About The Wren
In September 2025, in the span of a single remarkable week, The Wren at 1712 Aliceanna Street in Fells Point simultaneously landed on the New York Times list of 50 Best Places to Eat in America and Bon Appétit's Best New Restaurants of the year. For a restaurant that takes no reservations, has no website beyond the bare minimum, writes its menu on a chalkboard each evening, and seats roughly 40 people in a room filled with antiques, this is a particular kind of triumph. The kind that happens when cooking and hospitality are simply excellent, with no veneer around them.
The team behind The Wren are the same people who opened Le Comptoir du Vin, Baltimore's acclaimed French wine bar, but here they have turned the dial toward Ireland and the continent's Atlantic rim. The cooking draws on Irish country tradition and European seasonal cooking — terrines, brisket, smoked haddock, dishes that fill the room with the kind of smell that makes you want to stay longer than you planned. The menu changes daily based on what arrived that morning. There are always drafts of Guinness, always a natural wine or two that seems perfectly chosen for what's on the board.
The room is warm in the old sense of the word — warm light, warm wood, the warmth of genuine hospitality rather than curated friendliness.

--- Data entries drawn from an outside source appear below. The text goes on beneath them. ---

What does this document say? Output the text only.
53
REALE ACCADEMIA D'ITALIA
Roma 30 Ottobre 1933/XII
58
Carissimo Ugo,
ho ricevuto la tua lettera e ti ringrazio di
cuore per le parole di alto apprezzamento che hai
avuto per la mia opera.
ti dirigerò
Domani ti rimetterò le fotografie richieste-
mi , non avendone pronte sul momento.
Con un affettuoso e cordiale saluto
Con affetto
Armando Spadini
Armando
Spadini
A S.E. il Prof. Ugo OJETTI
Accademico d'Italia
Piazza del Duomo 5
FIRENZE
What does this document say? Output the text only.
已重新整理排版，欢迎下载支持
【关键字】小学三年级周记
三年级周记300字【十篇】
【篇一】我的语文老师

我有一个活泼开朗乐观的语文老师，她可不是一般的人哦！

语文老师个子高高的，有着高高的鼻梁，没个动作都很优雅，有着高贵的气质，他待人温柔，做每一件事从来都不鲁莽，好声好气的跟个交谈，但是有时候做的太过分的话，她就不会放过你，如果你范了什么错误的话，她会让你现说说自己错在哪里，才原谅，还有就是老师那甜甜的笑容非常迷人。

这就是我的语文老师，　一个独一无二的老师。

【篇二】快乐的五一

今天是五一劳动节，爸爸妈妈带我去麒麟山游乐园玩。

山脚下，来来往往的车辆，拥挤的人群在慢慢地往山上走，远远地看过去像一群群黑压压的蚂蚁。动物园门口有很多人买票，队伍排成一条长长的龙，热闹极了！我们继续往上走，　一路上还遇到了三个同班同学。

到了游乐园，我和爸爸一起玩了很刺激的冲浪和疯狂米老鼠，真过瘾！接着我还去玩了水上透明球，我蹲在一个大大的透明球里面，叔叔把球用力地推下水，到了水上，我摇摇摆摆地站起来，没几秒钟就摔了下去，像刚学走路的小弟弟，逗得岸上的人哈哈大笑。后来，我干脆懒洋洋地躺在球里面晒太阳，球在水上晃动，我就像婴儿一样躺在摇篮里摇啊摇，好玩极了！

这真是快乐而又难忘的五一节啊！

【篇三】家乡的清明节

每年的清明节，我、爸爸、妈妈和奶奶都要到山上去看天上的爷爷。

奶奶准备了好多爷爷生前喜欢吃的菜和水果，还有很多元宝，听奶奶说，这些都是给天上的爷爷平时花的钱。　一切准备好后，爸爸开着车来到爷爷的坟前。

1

No service tablets, no QR codes for the menu, no background music sourced from a streaming algorithm. The Wren is, in the best possible sense, out of time. And now the world knows about it.
Why Solo Dining
Solo dining at The Wren is not a concession — it is the optimal way to experience the room. The bar seats are ideal: a position from which to watch the kitchen's rhythm, to take the full measure of the chalkboard menu, and to have the kind of honest conversation with the person pouring your Guinness that most restaurants do not permit. The format — no reservations, walk-in only — removes the self-consciousness that can attend eating alone at a more formally structured restaurant.
There is something deliberate about choosing The Wren on your own. You are choosing conversation-worthy food, a room that rewards attention, and an environment where eating alone is not an aberration but a reasonable Tuesday evening decision. The NYT and Bon Appétit recognition means the room is now busier than it was, but the essential quality of the experience — intimate, honest, excellent — has not changed.